Erasing bad memories

Scientists are developing drug treatments that would erase bad memories. See this article. So far, the experiments hardly match the hype. But what if that could be done? Would that be good or bad? Would it damage our very identity?

The census controversy

Thanks to Don S for pointing out the connection between Sen. Judd Gregg’s withdrawal as Commerce Secretary nominee and the Obama administration’s attempt to take over how the census will be conducted. Democrats have been wanting to use computer models to establish population numbers in an effort to boost the number of minority groups, claiming that the actual ennumeration specified in the Constitution misses those core constituency groups. From Census battle intensifies; GOP leader threatens lawsuit:

Minority groups, quietly encouraged by Democrats, led a charge in 2000 to challenge the census, urging that statistical sampling and computer models – not the head-count “actual enumeration” mandated by the Constitution – should be employed. That despite a 1999 Supreme Court ruling that sampling could not be used to apportion congressional seats.

“Adjusting is statistical abstraction or extrapolation that gives a select few the ability to go in after the count is done in the census and adjust the numbers and adjust the numbers in ways they see and deem fit,” said Rep. Patrick T. McHenry, North Carolina Republican and ranking member on the census subcommittee.

The Republicans went so far as to threaten to file a lawsuit if the White House steps too far into how the 2010 census is conducted and counted. If the president does not relent, “we would seek the court, because ultimately I don’t think there’s any question among the federal court, about whether or not this is a personal power of the presidency, or in fact whether or not executive privilege would be waived if he starts doing functions like this,” Mr. Issa said.

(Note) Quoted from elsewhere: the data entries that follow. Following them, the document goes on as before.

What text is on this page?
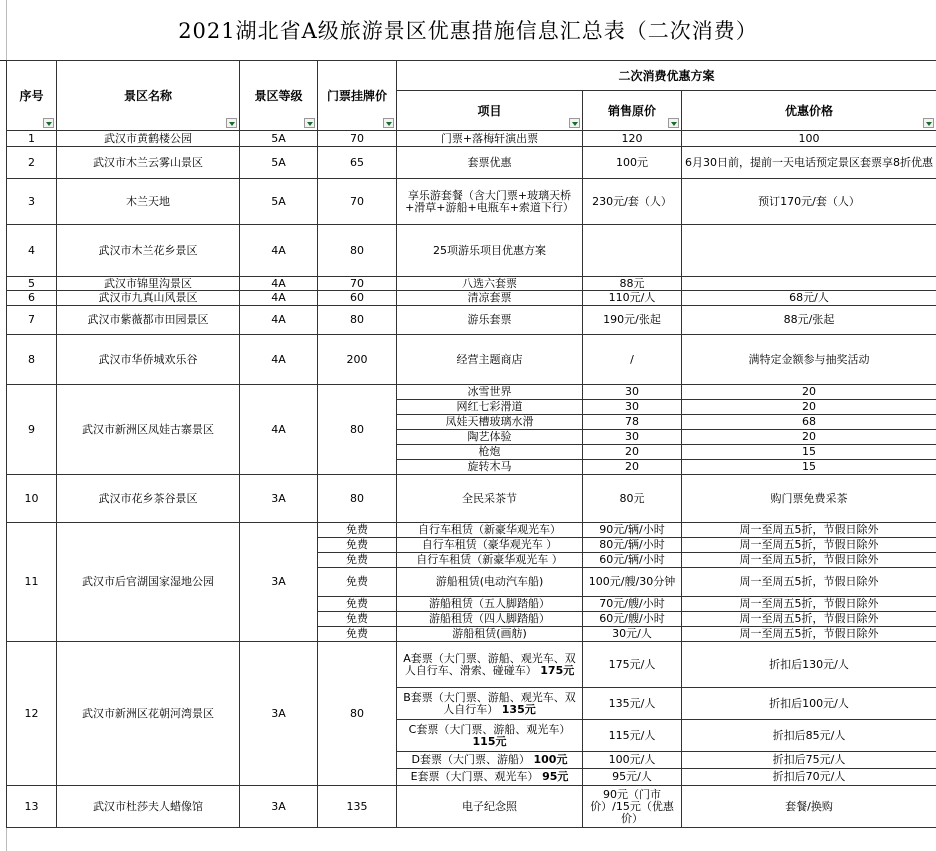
2021湖北省A级旅游景区优惠措施信息汇总表（二次消费）
序号	景区名称	景区等级	门票挂牌价	二次消费优惠方案		
				项目	销售原价	优惠价格

1	武汉市黄鹤楼公园	5A	70	门票+落梅轩演出票	120	100
2	武汉市木兰云雾山景区	5A	65	套票优惠	100元	6月30日前，提前一天电话预定景区套票享8折优惠
3	木兰天地	5A	70	享乐游套餐（含大门票+玻璃天桥+滑草+游船+电瓶车+索道下行）	230元/套（人）	预订170元/套（人）
4	武汉市木兰花乡景区	4A	80	25项游乐项目优惠方案		
5	武汉市锦里沟景区	4A	70	八选六套票	88元	
6	武汉市九真山风景区	4A	60	清凉套票	110元/人	68元/人
7	武汉市紫薇都市田园景区	4A	80	游乐套票	190元/张起	88元/张起
8	武汉市华侨城欢乐谷	4A	200	经营主题商店	/	满特定金额参与抽奖活动
9	武汉市新洲区凤娃古寨景区	4A	80	冰雪世界	30	20
				网红七彩滑道	30	20
				凤娃天槽玻璃水滑	78	68
				陶艺体验	30	20
				枪炮	20	15
				旋转木马	20	15
10	武汉市花乡茶谷景区	3A	80	全民采茶节	80元	购门票免费采茶
11	武汉市后官湖国家湿地公园	3A	免费	自行车租赁（新豪华观光车）	90元/辆/小时	周一至周五5折，节假日除外
			免费	自行车租赁（豪华观光车 ）	80元/辆/小时	周一至周五5折，节假日除外
			免费	自行车租赁（新豪华观光车 ）	60元/辆/小时	周一至周五5折，节假日除外
			免费	游船租赁(电动汽车船)	100元/艘/30分钟	周一至周五5折，节假日除外
			免费	游船租赁（五人脚踏船）	70元/艘/小时	周一至周五5折，节假日除外
			免费	游船租赁（四人脚踏船）	60元/艘/小时	周一至周五5折，节假日除外
			免费	游船租赁(画舫)	30元/人	周一至周五5折，节假日除外
12	武汉市新洲区花朝河湾景区	3A	80	A套票（大门票、游船、观光车、双人自行车、滑索、碰碰车） 175元	175元/人	折扣后130元/人
				B套票（大门票、游船、观光车、双人自行车） 135元	135元/人	折扣后100元/人
				C套票（大门票、游船、观光车） 115元	115元/人	折扣后85元/人
				D套票（大门票、游船） 100元	100元/人	折扣后75元/人
				E套票（大门票、观光车） 95元	95元/人	折扣后70元/人
13	武汉市杜莎夫人蜡像馆	3A	135	电子纪念照	90元（门市价）/15元（优惠价）	套餐/换购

The attempt to use computers rather than counting is another example–like giving the District of Columbia representation in Congress–of a jaw-dropping, oath-violating indifference to the plain text of the Constitution!

New and Improved Cranach blog crashes in flames

We were down for much of yesterday due to the main server being attacked by a virus. This had nothing to do with our installing our new software and bells and whistles! The conjunction in time was just a coincidence. It was not Stewart’s fault!

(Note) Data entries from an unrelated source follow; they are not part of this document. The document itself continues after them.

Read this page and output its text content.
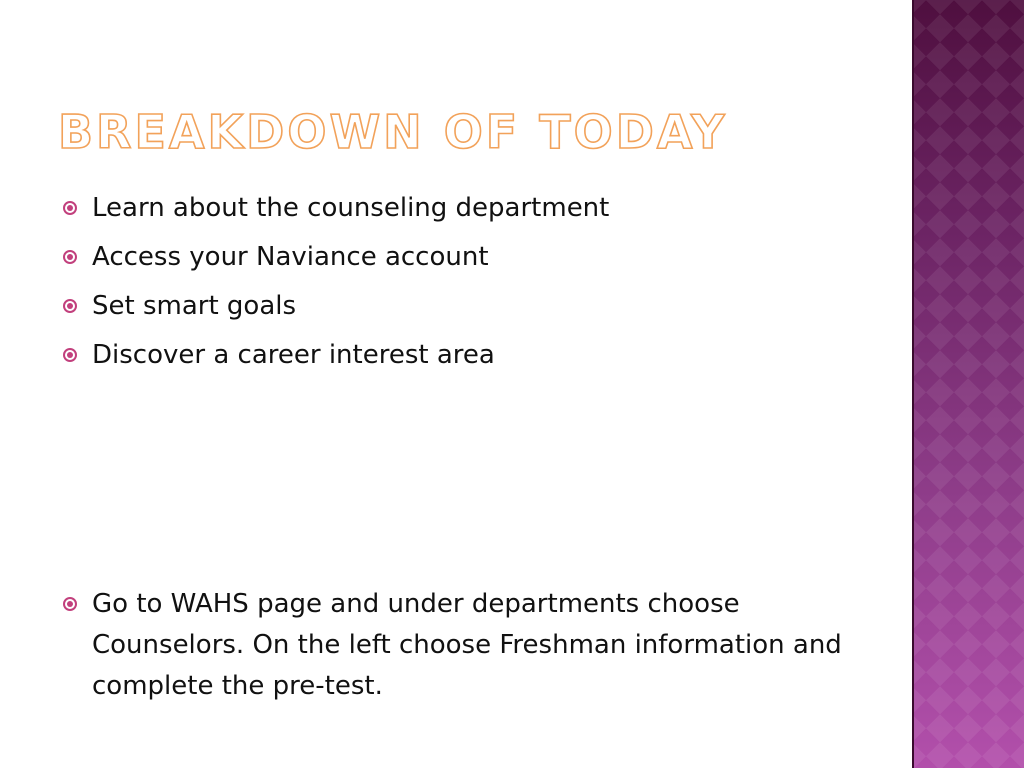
BREAKDOWN OF TODAY
Learn about the counseling department
Access your Naviance account
Set smart goals
Discover a career interest area
Go to WAHS page and under departments choose Counselors. On the left choose Freshman information and complete the pre-test.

Ash Wednesday & the beginning of Lent

Have a blessed Ash Wednesday.

Imposition of Ashes

You hate nothing you have made

I love the traditional Collect for Ash Wednesday :

Almighty and everlasting God, you hate nothing you have made and forgive the sins of all who are penitent: Create and make in us new and contrite hearts, that we, worthily lamenting our sins and acknowledging our wretchedness, may obtain of you, the God of all mercy, perfect remission and forgiveness; through Jesus Christ our Lord, who lives and reigns with you and the Holy Spirit, one God, for ever and ever. Amen.

Pray this today.

Fasting reconsidered

Among Christians who observe Lent, the conventional wisdom today is that we shouldn’t just give up things. Rather, we should do something positive, a program of good deeds to boost our moral and spiritual lives. I disagree. I think we should give up things.

Speaking for myself, I need to practice self-denial. I am way too self-indulgent.I need to discipline myself, say “no” to myself. I need to beat down my flesh and get it under control. My best Lents, as far as spiritual growth, have been when I have fasted. Being hungry, yet refusing to eat what I want, has been very beneficial to someone as food-oriented as I am.

Fasting has absolutely no spiritual or moral merit, I hasten to say, and I’m not recommending it for everyone. (I just destroyed any possible merit by telling you about it!) I’m just saying that it is an ancient custom that can be good for a person, especially in these times of unrestrained appetites of every kind.

When I was younger, I indulged in elaborate fasts–eating nothing on Fridays, doing without food from Good Friday to Easter, one year giving up carbs and losing 20 pounds–but now that I’m in my dotage, doing without food completely just makes me sick and incapacitated. So I’m just going to try denying myself in small ways: eating one sandwich instead of two, smaller portions, passing on desert, just cutting back. It will be more like a Lenten diet than a Lenten fast. I’ll even throw in exercising on the treadmill as a way to mortify my flesh. (Some might say that is doing something positive, but it isn’t for me). I’ll fall off the wagon and indulge myself occasionally, but still, I’m going to try, and every little struggle will remind me of Christ and my need of Him.

But we can also fast other things besides food. One year when our children were at home and young, we did without TV all during Lent. It was a wonderful, meaningful time for all of us, doing family things instead and talking about this discipline. Do an internet fast like our blog comrade Bror Erickson (perhaps giving yourself dispensation to read this blog!). Or an entertainment fast. Shopping fast. Sex fast (but only if both spouses agree [1 Corinthians 7:5]).

Find something you like and don’t do it for 40 days. Just say no to yourself. It will do you good.

It also heightens the joy of Easter when you can start doing it again!

Have any of you had salutary experiences from giving up something?